她閉上眼,深深呼出一口氣,劇烈起伏的胸腔壓下去,眉眼的陰沉只多不少,卻又突兀轉為溫柔。
“抱歉,我認錯了,嚇到你了吧?”問遙眼睛彎起,皮笑肉不笑,和剛才的失控完全割裂開。
我同樣,壓抑著,控制著,指甲陷進掌心軟肉,幾乎要掐出血肉。
“沒……”我顫抖著,小幅度搖頭,眼淚又適時擠出一滴,順著面頰滑落。
“我……真真的……不……認識”
“你的結巴,是天生就有的嗎?”
問遙靠在沙發上,伸手從包里掏出黑色煙盒,點上煙,抬眼睥睨著地上的我。
呼出一口薄霧,模糊了她冷冽的眉眼。
“嗯。”我眼睫抖著,顫顫巍巍點頭。
煙移開,隨意夾在指尖,她的眼神更不加掩飾地落在我的臉上,語氣淡漠評價道,“很像,但又不是她。”
“……誰?”
“我的未婚妻。”
我是忍著惡心,強撐著走出那扇門的。
混亂堵滿心臟,以至于撞上了人。
“小心哦”陌生的女人,香水味濃烈而獨特,五官精致,身段玲瓏。
她的手臂看似隨意地搭在我肩上,掙脫時,她卻抓得更緊了。
“你長得好眼熟啊”
“我應該不是什么大明星,請放手”
“急什么?”女人輕笑,“不是明星,但這張臉……”她微微歪頭觀摩,“我肯定在哪里見過。”
“您認錯人了,我只是個送東西的服務生。”
“服務生?”女人挑眉,“這衣服……偷來的吧?不合身哦。”
“對不起!我需要工作了!”我加重語氣,低喝出聲,同時用盡力氣猛地甩開她往來時的方向跑。

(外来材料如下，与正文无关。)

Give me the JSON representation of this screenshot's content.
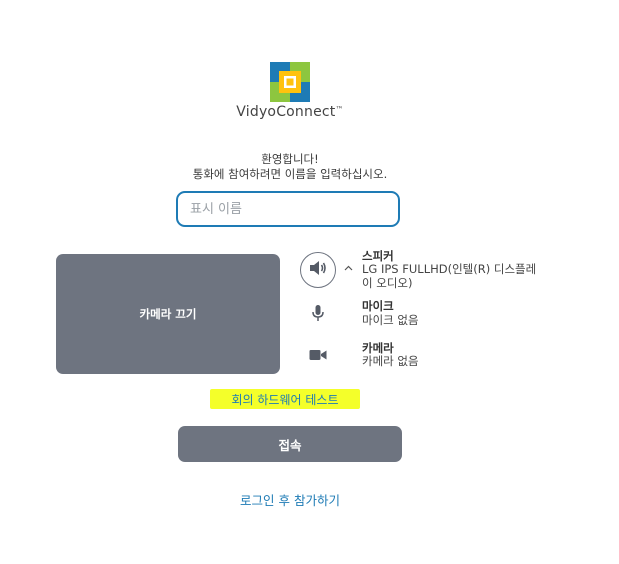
{
  "brand": {
    "name": "VidyoConnect",
    "trademark": "™"
  },
  "welcome": {
    "line1": "환영합니다!",
    "line2": "통화에 참여하려면 이름을 입력하십시오."
  },
  "name_input": {
    "placeholder": "표시 이름",
    "value": ""
  },
  "camera_preview": {
    "label": "카메라 끄기"
  },
  "devices": {
    "speaker": {
      "title": "스피커",
      "value": "LG IPS FULLHD(인텔(R) 디스플레이 오디오)"
    },
    "microphone": {
      "title": "마이크",
      "value": "마이크 없음"
    },
    "camera": {
      "title": "카메라",
      "value": "카메라 없음"
    }
  },
  "hardware_test_link": "회의 하드웨어 테스트",
  "connect_button": "접속",
  "login_link": "로그인 후 참가하기",
  "colors": {
    "accent": "#1e7bb5",
    "button_gray": "#6e7480",
    "highlight": "#f4ff2a",
    "logo_blue": "#1e7bb5",
    "logo_green": "#8dc63f",
    "logo_yellow": "#ffc20e"
  },
  "icons": {
    "speaker": "speaker-icon",
    "chevron": "chevron-up-icon",
    "microphone": "microphone-icon",
    "camera": "video-camera-icon"
  }
}
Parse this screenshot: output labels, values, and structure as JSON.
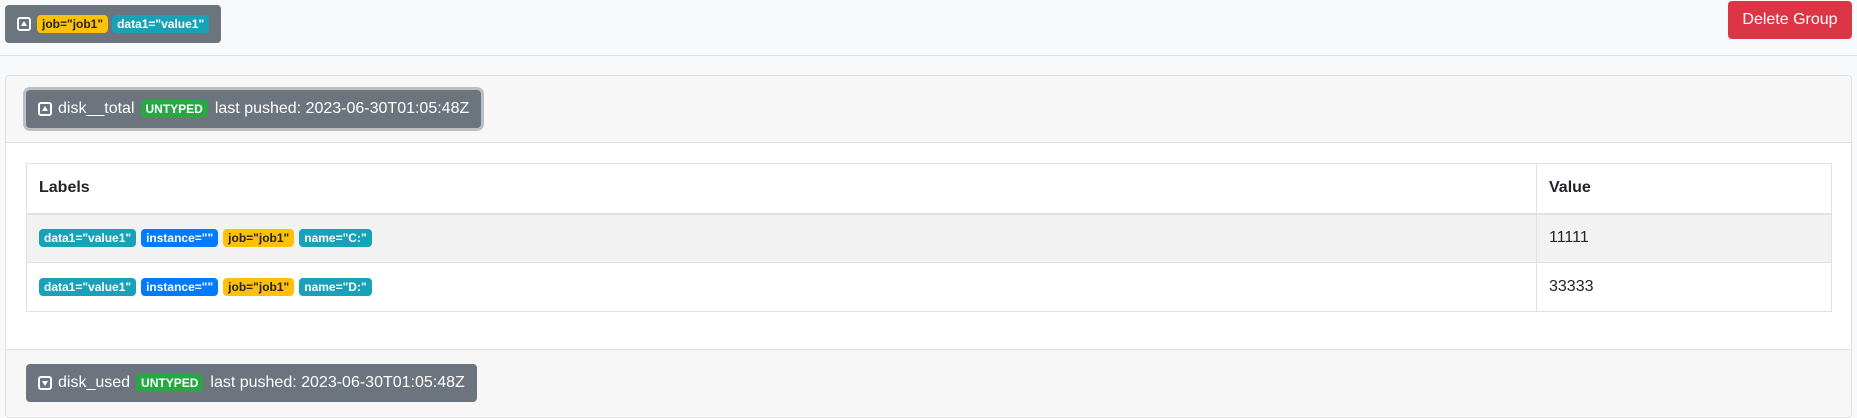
{
  "group": {
    "labels": [
      {
        "text": "job=\"job1\"",
        "style": "warning"
      },
      {
        "text": "data1=\"value1\"",
        "style": "info"
      }
    ],
    "toggle_icon": "collapse-square-icon",
    "delete_label": "Delete Group"
  },
  "metrics": [
    {
      "name": "disk__total",
      "type_badge": "UNTYPED",
      "last_pushed": "last pushed: 2023-06-30T01:05:48Z",
      "expanded": true,
      "table": {
        "headers": [
          "Labels",
          "Value"
        ],
        "rows": [
          {
            "labels": [
              {
                "text": "data1=\"value1\"",
                "style": "info"
              },
              {
                "text": "instance=\"\"",
                "style": "primary"
              },
              {
                "text": "job=\"job1\"",
                "style": "warning"
              },
              {
                "text": "name=\"C:\"",
                "style": "info"
              }
            ],
            "value": "11111"
          },
          {
            "labels": [
              {
                "text": "data1=\"value1\"",
                "style": "info"
              },
              {
                "text": "instance=\"\"",
                "style": "primary"
              },
              {
                "text": "job=\"job1\"",
                "style": "warning"
              },
              {
                "text": "name=\"D:\"",
                "style": "info"
              }
            ],
            "value": "33333"
          }
        ]
      }
    },
    {
      "name": "disk_used",
      "type_badge": "UNTYPED",
      "last_pushed": "last pushed: 2023-06-30T01:05:48Z",
      "expanded": false
    }
  ],
  "colors": {
    "secondary": "#6c757d",
    "danger": "#dc3545",
    "warning": "#ffc107",
    "info": "#17a2b8",
    "primary": "#007bff",
    "success": "#28a745"
  }
}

沖進布草間,褪下偽裝,換上來時的衣服,平穩好情緒,從后門員工通道出去。
一輛賓利平滑停在我面前,車窗下移露出問遙側臉,她的蒼白在暗夜只有黑與遠處霓虹燈的紅照襯下清冷病態,眼下有散不去的陰霾。
“下班了嗎?”問遙側頭看向我,又是她慣有的禮貌溫柔的微笑。
這么多年了,她還是一點都沒變。
“嗯……不太舒服,所以……換班了”我囁嚅著,頭垂下去。
“是因為我嗎?”
“不,不”我猛地抬起頭,厭惡的情緒差點沒藏好,垂眼掩去換作怯懦。
“那看來就是怨我了,作為補償,我請你吃頓飯,可以嗎?”
“這……這不好吧”
“你的結巴,好點了?”她輕笑出聲,眉眼彎彎。
眼睛真是一個人慣會偽裝的器官,此時她盛滿溫柔繾綣的柔軟,排山倒海撞向我。
“嗯,緊張……就會這樣”
她笑得更歡了,肩膀都在顫抖,她下車,打開門,脊背下陷做了個請的動作,眼珠轉向我說,“可以賞臉嗎?我想和你,交個朋友。”
餐廳選在一家低調又從里到外透這奢華,小提琴曲演奏低沉幽雅鋪陳開,昏黃的光洇著窗外的海景,又轉到我們暗流涌動的氛圍。
“這道菜有花生醬,你可以吃嗎?”
我的手指在桌布下蜷縮了一下。
花生醬,一個看似尋常不過,關乎飲食忌口的詢問,卻是明晃晃的試探。
“我不太清楚……很少吃。”
問遙只是微笑著對侍者點了點頭,“那就這道吧,我覺得味道很好,可以試試。”
“這里的景色,還喜歡嗎?”問遙的目光似乎落在窗外,又似乎透過玻璃,映照著我。
窗外深藍的海水在夜色中起伏,燈光勾勒出遠處航船的輪廓。
“很漂亮。”我用小銀勺攪動著蘑菇湯,湯應該很鮮美,但我嘗不出味道。
“是啊,很漂亮。”她端起酒杯,輕啜一口酒,語氣有些飄忽,“有時候覺得,安靜地看著海,什么也不想,也挺好。”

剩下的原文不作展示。